Но в этот раз мать Селены не просто говорила «по-африкански», она орала, не боясь, во все горло. Дневные работы завершились, спускались сумерки, и люди подходили к дверям хижин, интересуясь, кто и из-за чего там шумит, нарушая вечерний покой. Увидев и поняв, они смеялись или жалели, в зависимости от характера. Мужчины, глядя на Селену, облизывались и думали о чем-то своем, а женщины хохотали, хлопали себя по ляжкам и визжали счастливым хором.
– Твоя очередь, твоя очередь! – кричали женщины. – Теперь ты такая же, как и все другие. – И они кивали друг дружке, довольные, что эта задавака наконец-то займет свое место.
– Где твоя мисс Джини? – дразнили они. – Позвать ее из Парижа?
Дети прыгали, смеялись, довольные развлечением, хоть и ничего не понимали. Подрастут – поймут. Особенно девочки.
Ярд за ярдом мать волокла Селену; Они миновали линию хижин, показался большой хозяйский дом; В траве сварливо скрипели кузнечики, на небо выползла луна, сияли и подмигивали звезды. Дети отстали, потому что оказаться у хозяйского дома никому не хотелось. Все понимали, что от него нужно держаться подальше.
Большой дом сиял светом и гремел музыкой. Хозяин и хозяйка принимали гостей. Белые гости приезжали издалека, там ни один из негров не бывал. Перед домом скопилось множество колясок, но мать тащила Селену не туда, не к фасаду – туда рабам тоже ходить не разрешалось. Они приблизились к аккуратному дому с верандой и выбеленными дощатыми стенами, в котором жил надсмотрщик Сэм, в отдалении от развалюх черного народа и близко к дому хозяина, чтобы не надо было долго звать.
Сэм существо особое. У него на ногах сапоги, на голове шляпа белого человека, ему даже оружие доверили. Сейчас он сидел на крыльце, положив ружье на колени.
Мать подтащила Селену к ступенькам. Сэм молод и силен, за силу его и произвели в надсмотрщики, он с любым негром без всякого ружья справится. Увидев Селену, Сэм восхищенно покачал головой.
– Ого-го, созрели яблочки! – воскликнул Сэм и запустил руку за пазуху Селене. Она рванулась, «яблочки» соблазнительно затрепыхались, а мать изо всей силы ударила Сэма по руке.
– Нет, нет! – закричала мать. – Убрать лапы! Не твое!

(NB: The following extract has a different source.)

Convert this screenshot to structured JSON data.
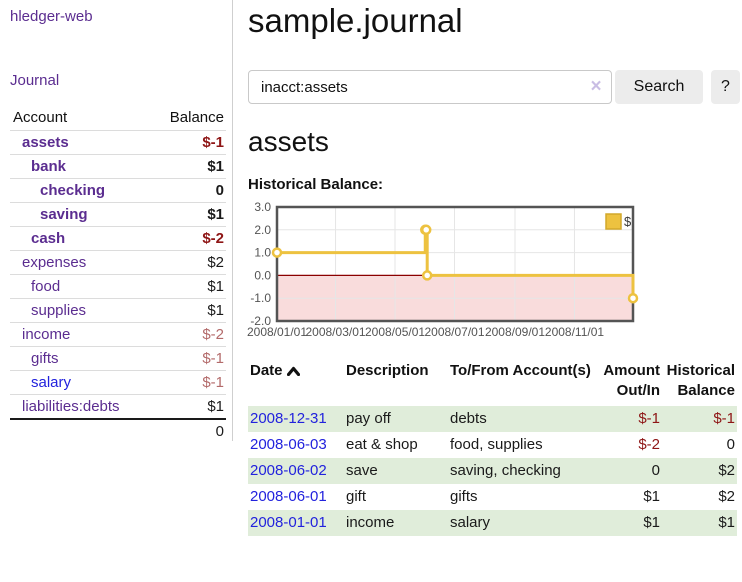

Сэм зарычал и поднял мушкет, чтобы ударить наглую тварь, посмевшую его оскорбить.
– Лапы прочь держать, ниггер! – закричала ему женщина. – Моя Селена для хозяина, да! Хозяин для нее все сделать, да! Селена сказать, спустить шкуру с задницы Сэма, и хозяин отодрать черную задницу, да! Сэм сидеть на животе, ха-ха!
Сэм замер. Верно орет паскудная баба. Запросто. Понравится хозяину девчонка, и чего он для нее не сделает… особенно такую мелочь, как с раба шкуру спустить… Мало, что ли, Сэм такого навидался… Только сам пока не пробовал. Да и не желал бы. Он опустил ружье.
Сэм молча повел женщин к «особенному дому», выстроенному в ложбинке у реки, скрытому деревьями поодаль от хозяйского строения, чтобы не оскорблять взгляда жены хозяина. Чего госпожа не видела, того и не было на свете. А если и было, то только к лучшему, малое зло большому помеха.
Сэм вынул из кармана ключ и отпер дом. Он зажег свечи, поглядывая искоса на женщин, разинувших рты от нежданного обилия вещей, неведомых полевому рабу: ковры, шторы, резная мебель, шелка, сатин и полотно, огромная кровать, большие зеркала, картины в позолоченных рамах, на которых изображены голые белые женщины, пухлые и соблазнительно потягивающиеся. Сегодня здесь были еще и большое корыто с водой, мыло, полотенца и яркие платья.
– Займись девицей, да поживей, – грубо бросил Сэм, спасая ущемленное достоинство. – Чисто вымой да выряди как надо, не то твой черный зад останется без кожи.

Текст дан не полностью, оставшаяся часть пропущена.